Mr. Strong and Tom, with a few thousand other people, went to the reception at the White House on the afternoon of March fourth. President Lincoln was laboriously shaking hands with everybody in the long line. Almost every one of them seemed to be asking him for something. He was weary long before Tom and his father reached him, but his face brightened as he saw them. A boy always meant a great deal to Abraham Lincoln. "There may be so much in a boy," he used to say. He greeted the two warmly.

"Howdy, Strong? Glad to see you. This your boy? Howdy, sonny?"

Tom did not enjoy being called "sonny" much more than he had enjoyed being called "bub," but he was glad to have this big man with a woman's smile call him anything. He wrung the President's offered hand, stammered something shyly, and was passing on with his father, when Lincoln said:

"Hold on a minute, Strong. You haven't asked me for anything."

"I've nothing to ask for, Mr. President. I'm not here to beg for an office."

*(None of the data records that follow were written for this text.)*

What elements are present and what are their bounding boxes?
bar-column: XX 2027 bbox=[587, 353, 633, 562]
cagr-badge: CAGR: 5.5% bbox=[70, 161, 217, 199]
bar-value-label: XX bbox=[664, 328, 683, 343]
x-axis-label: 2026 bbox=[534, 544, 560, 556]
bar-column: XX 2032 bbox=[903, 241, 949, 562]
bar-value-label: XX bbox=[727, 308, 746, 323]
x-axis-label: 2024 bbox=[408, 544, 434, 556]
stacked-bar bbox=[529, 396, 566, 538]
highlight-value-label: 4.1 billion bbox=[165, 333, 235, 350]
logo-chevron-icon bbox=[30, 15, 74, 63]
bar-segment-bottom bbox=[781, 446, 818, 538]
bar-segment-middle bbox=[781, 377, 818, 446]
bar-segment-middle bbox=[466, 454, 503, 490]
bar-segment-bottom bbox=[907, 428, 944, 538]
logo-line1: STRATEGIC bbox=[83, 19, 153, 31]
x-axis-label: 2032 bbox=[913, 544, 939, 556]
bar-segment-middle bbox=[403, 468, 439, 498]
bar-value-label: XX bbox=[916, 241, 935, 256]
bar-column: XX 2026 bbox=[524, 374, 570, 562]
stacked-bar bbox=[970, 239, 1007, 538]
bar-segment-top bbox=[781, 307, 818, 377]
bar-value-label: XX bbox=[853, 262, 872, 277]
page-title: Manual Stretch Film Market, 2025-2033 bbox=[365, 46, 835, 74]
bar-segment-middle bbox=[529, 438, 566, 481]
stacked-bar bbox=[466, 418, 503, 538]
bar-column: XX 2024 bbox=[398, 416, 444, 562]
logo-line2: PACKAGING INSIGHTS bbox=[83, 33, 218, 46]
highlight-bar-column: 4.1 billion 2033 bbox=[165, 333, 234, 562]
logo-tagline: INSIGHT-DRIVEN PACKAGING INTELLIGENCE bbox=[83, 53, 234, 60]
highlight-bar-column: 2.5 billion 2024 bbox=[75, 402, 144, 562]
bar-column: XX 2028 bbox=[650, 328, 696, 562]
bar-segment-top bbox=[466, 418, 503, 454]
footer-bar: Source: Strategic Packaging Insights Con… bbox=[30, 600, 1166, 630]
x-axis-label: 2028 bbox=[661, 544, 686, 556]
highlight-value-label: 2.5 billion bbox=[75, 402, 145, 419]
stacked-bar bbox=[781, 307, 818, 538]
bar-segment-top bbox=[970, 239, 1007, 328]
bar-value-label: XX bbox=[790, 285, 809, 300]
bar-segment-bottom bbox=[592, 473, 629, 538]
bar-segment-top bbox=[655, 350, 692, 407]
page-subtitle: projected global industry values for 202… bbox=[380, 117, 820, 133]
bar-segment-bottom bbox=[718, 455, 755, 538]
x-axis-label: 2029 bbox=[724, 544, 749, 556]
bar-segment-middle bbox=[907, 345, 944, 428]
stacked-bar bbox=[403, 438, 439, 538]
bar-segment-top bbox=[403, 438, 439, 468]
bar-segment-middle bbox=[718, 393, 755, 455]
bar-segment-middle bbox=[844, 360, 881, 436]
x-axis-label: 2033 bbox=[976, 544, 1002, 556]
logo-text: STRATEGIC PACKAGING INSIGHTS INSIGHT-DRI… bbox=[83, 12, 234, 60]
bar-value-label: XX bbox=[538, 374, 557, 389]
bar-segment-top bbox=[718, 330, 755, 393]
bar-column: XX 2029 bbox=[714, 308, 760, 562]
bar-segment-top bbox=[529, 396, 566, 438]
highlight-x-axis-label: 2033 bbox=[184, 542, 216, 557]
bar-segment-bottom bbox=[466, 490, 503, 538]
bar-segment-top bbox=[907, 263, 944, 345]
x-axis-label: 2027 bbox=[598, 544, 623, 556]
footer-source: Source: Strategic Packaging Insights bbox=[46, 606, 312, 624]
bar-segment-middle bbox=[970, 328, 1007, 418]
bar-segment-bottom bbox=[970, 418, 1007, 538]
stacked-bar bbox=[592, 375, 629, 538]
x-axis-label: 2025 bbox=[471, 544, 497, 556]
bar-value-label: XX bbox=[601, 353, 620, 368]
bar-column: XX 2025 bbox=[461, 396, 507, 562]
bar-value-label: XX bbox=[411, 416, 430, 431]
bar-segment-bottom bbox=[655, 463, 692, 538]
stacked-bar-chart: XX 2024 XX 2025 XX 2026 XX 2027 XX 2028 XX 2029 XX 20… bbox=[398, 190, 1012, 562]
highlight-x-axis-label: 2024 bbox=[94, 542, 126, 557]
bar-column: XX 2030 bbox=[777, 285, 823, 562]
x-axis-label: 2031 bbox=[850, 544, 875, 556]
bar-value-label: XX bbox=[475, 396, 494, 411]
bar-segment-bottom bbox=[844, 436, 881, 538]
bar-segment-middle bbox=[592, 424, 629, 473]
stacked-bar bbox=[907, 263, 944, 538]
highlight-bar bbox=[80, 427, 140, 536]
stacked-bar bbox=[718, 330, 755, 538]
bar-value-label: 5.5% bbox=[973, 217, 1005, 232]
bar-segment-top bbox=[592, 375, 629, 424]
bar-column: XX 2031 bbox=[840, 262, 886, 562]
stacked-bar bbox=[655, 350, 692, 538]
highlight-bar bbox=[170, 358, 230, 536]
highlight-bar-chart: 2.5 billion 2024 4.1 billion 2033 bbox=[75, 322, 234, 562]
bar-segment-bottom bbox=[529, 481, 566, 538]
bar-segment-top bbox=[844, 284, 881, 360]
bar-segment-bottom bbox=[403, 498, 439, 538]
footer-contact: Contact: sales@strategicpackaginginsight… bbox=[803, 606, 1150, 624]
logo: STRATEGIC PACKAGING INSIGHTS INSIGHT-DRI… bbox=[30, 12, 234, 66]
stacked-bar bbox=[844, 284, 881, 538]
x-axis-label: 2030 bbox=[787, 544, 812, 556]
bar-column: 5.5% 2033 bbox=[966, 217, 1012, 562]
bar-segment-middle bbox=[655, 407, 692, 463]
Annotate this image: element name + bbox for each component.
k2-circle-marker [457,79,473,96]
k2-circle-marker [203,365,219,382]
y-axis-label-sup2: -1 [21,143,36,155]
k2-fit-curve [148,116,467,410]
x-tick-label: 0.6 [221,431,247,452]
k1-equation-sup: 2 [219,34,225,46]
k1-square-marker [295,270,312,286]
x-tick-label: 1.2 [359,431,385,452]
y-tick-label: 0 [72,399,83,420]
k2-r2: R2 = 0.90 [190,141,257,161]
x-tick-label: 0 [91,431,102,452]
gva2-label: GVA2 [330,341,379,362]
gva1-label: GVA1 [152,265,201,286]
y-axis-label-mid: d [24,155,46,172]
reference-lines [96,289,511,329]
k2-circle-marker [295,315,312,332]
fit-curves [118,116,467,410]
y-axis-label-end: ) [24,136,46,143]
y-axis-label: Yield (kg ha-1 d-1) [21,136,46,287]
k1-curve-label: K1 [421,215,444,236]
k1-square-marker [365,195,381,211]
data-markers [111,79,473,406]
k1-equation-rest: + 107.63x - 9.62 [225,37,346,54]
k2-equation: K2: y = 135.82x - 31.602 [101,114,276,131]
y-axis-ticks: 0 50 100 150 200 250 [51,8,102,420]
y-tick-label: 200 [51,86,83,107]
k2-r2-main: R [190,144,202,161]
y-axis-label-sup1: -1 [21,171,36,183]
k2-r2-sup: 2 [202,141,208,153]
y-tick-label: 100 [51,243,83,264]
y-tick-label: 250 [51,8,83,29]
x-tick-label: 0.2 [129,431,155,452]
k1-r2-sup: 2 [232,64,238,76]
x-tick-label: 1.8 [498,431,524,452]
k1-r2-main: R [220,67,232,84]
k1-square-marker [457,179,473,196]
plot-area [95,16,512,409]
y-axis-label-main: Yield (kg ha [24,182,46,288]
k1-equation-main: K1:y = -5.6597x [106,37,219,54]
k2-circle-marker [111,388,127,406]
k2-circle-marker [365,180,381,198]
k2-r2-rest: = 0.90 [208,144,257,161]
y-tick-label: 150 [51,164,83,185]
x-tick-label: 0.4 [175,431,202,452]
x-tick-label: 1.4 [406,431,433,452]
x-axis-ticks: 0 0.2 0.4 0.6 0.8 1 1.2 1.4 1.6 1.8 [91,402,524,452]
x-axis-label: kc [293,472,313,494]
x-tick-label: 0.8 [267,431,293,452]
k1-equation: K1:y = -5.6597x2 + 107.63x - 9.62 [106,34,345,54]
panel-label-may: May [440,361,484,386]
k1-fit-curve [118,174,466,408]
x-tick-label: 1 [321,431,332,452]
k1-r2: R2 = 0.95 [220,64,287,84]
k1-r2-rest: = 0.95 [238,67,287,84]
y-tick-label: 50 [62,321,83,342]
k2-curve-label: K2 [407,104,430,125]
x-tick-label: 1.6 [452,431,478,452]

"Good gracious! You're the only man in Washington of that kind, I believe. Come to see me tomorrow morning, will you?"

"Most gladly, sir."

The impatient man behind them pushed them on. They heard him begin to plead: "Say, Abe, you know I carried Mattoon for you; I'd like to be Minister to England."

Boys and girls always appealed to the President's heart. When there were talks of vital import in his office, little Tad Lincoln often sat upon his father's knee. At a White House reception, Charles A. Dana once put his little girl in a corner, whence she saw the show. The father tells the story. When the reception was over, he said to Lincoln: "'I have a little girl here who wants to shake hands with you.' He went over to her and took her up and kissed her and talked to her. She will never forget it if she lives to be a thousand years old."